Colleen had been dating a rich boy from the suburbs, but their romance was frowned on by both the families. The O’Malleys thought he was too fast, the boy’s parents thought she wasn’t good enough for him. The pressure grew too much for Colleen, and she broke it off. The boy wanted it to continue. He grew crazy, calling her at all hours, holding vigils outside her house, following her home from school, home from basketball games, following. Stalking, they call it now. And then one night he seized her arm. She struggled. It turned ugly.
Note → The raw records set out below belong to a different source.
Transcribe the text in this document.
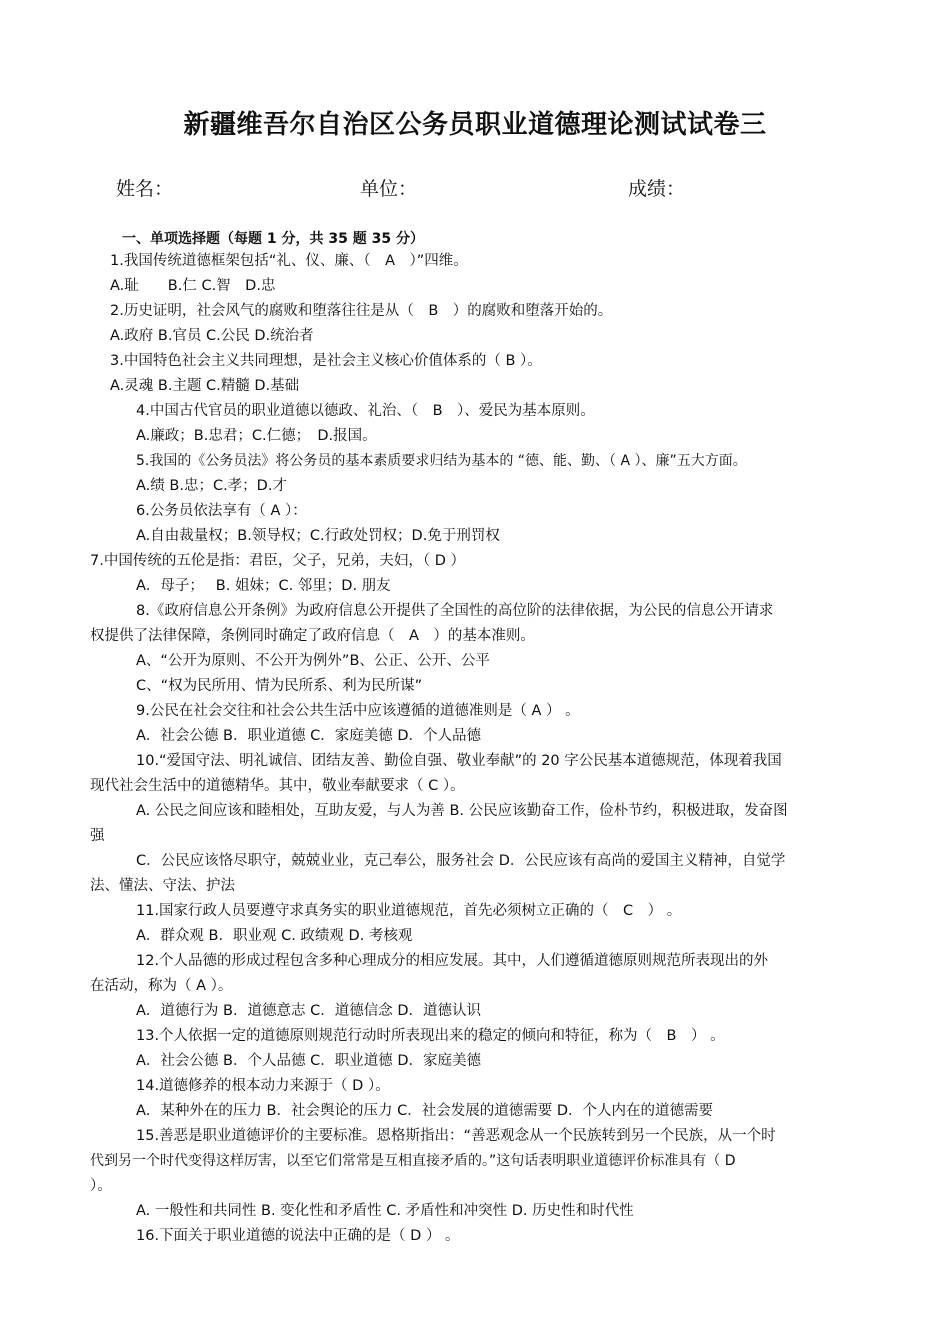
新疆维吾尔自治区公务员职业道德理论测试试卷三
姓名：	单位：	成绩：
一、单项选择题（每题 1 分，共 35 题 35 分）
1.我国传统道德框架包括“礼、仪、廉、（　A　）”四维。
A.耻　　B.仁 C.智　D.忠
2.历史证明，社会风气的腐败和堕落往往是从（　B　）的腐败和堕落开始的。
A.政府 B.官员 C.公民 D.统治者
3.中国特色社会主义共同理想，是社会主义核心价值体系的（ B ）。
A.灵魂 B.主题 C.精髓 D.基础
4.中国古代官员的职业道德以德政、礼治、（　B　）、爱民为基本原则。
A.廉政；B.忠君；C.仁德；　D.报国。
5.我国的《公务员法》将公务员的基本素质要求归结为基本的 “德、能、勤、（ A ）、廉”五大方面。
A.绩 B.忠；C.孝；D.才
6.公务员依法享有（ A ）：
A.自由裁量权；B.领导权；C.行政处罚权；D.免于刑罚权
7.中国传统的五伦是指：君臣，父子，兄弟，夫妇，（ D ）
A．母子；　 B. 姐妹；C. 邻里；D. 朋友
8.《政府信息公开条例》为政府信息公开提供了全国性的高位阶的法律依据，为公民的信息公开请求
权提供了法律保障，条例同时确定了政府信息（　A　）的基本准则。
A、“公开为原则、不公开为例外”B、公正、公开、公平
C、“权为民所用、情为民所系、利为民所谋”
9.公民在社会交往和社会公共生活中应该遵循的道德准则是（ A ） 。
A．社会公德 B．职业道德 C．家庭美德 D．个人品德
10.“爱国守法、明礼诚信、团结友善、勤俭自强、敬业奉献”的 20 字公民基本道德规范，体现着我国
现代社会生活中的道德精华。其中，敬业奉献要求（ C ）。
A. 公民之间应该和睦相处，互助友爱，与人为善 B. 公民应该勤奋工作，俭朴节约，积极进取，发奋图
强
C．公民应该恪尽职守，兢兢业业，克己奉公，服务社会 D．公民应该有高尚的爱国主义精神，自觉学
法、懂法、守法、护法
11.国家行政人员要遵守求真务实的职业道德规范，首先必须树立正确的（　C　） 。
A．群众观 B．职业观 C. 政绩观 D. 考核观
12.个人品德的形成过程包含多种心理成分的相应发展。其中，人们遵循道德原则规范所表现出的外
在活动，称为（ A ）。
A．道德行为 B．道德意志 C．道德信念 D．道德认识
13.个人依据一定的道德原则规范行动时所表现出来的稳定的倾向和特征，称为（　B　） 。
A．社会公德 B．个人品德 C．职业道德 D．家庭美德
14.道德修养的根本动力来源于（ D ）。
A．某种外在的压力 B．社会舆论的压力 C．社会发展的道德需要 D．个人内在的道德需要
15.善恶是职业道德评价的主要标准。恩格斯指出：“善恶观念从一个民族转到另一个民族，从一个时
代到另一个时代变得这样厉害，以至它们常常是互相直接矛盾的。”这句话表明职业道德评价标准具有（ D
）。
A. 一般性和共同性 B. 变化性和矛盾性 C. 矛盾性和冲突性 D. 历史性和时代性
16.下面关于职业道德的说法中正确的是（ D ） 。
And with a hand pressed upon her mouth and amid whispers that she was trash and no one else would have her if he couldn’t, he pulled her into an alley.
“That was in 1979,” said Liam Byrne. “The parents wanted protection for their daughter and some sort of justice. But in those days it wasn’t the thing to testify. Reputations were easily ruined. Neither family wanted that. And the boy’s family had money. We could get far more by keeping it quiet than by making it public. So instead of going to the police and bringing charges, I advised a settlement, and the parents agreed. The amount was generous, more than enough for Colleen’s education, and as part of the settlement the boy was sent to counseling. I thought that was best for all, to set right two lives that had listed. I thought I was doing the correct thing. But I was wrong. Fifteen years later the boy, now working in the family’s investment bank, made his first run for public office.”
“Truscott,” said Kyle.
“Yes, that’s right,” said Liam Byrne. “This was in 1994, when the Republicans took over Congress and Truscott was aiming to be part of that wave, using a scad of his money to buy the seat. I thought the republic was in danger from a reactionary cadre of the moneyed elite and thought myself obligated to do something about it. So I went to that Truscott, no longer a kid but a hard and ambitious politician, and told him if he didn’t back out of the campaign, I would have no choice but to release the file. I thought I was doing the right thing for the country, but I didn’t anticipate the consequences. He didn’t back out of the campaign. He didn’t confess and move on. What he did was to start the killing.”
“Killing?”
“Colleen O’Malley, no longer a girl but a mother with two children living in Ohio. She drowned in a lake under unusual circumstances. I had kept in contact with her—both her parents had passed by then, and I felt a paternal obligation—and was horrified at the news. The funeral was a sad affair, such youth lost. But as I left the funeral, driving back to the airport, a car came from behind and rammed me off the road. My car tumbled twice before coming to rest in a ravine. I barely clambered out before it exploded. That’s when I finally understood what had happened to Colleen. And I knew that the next time I wouldn’t be so lucky.”
“Did you go to the police?”
“And say what? What did I know? The boy wasn’t doing it himself. He was all the time in Philadelphia, giving speeches. I would have been taken for a crackpot and been just as vulnerable.”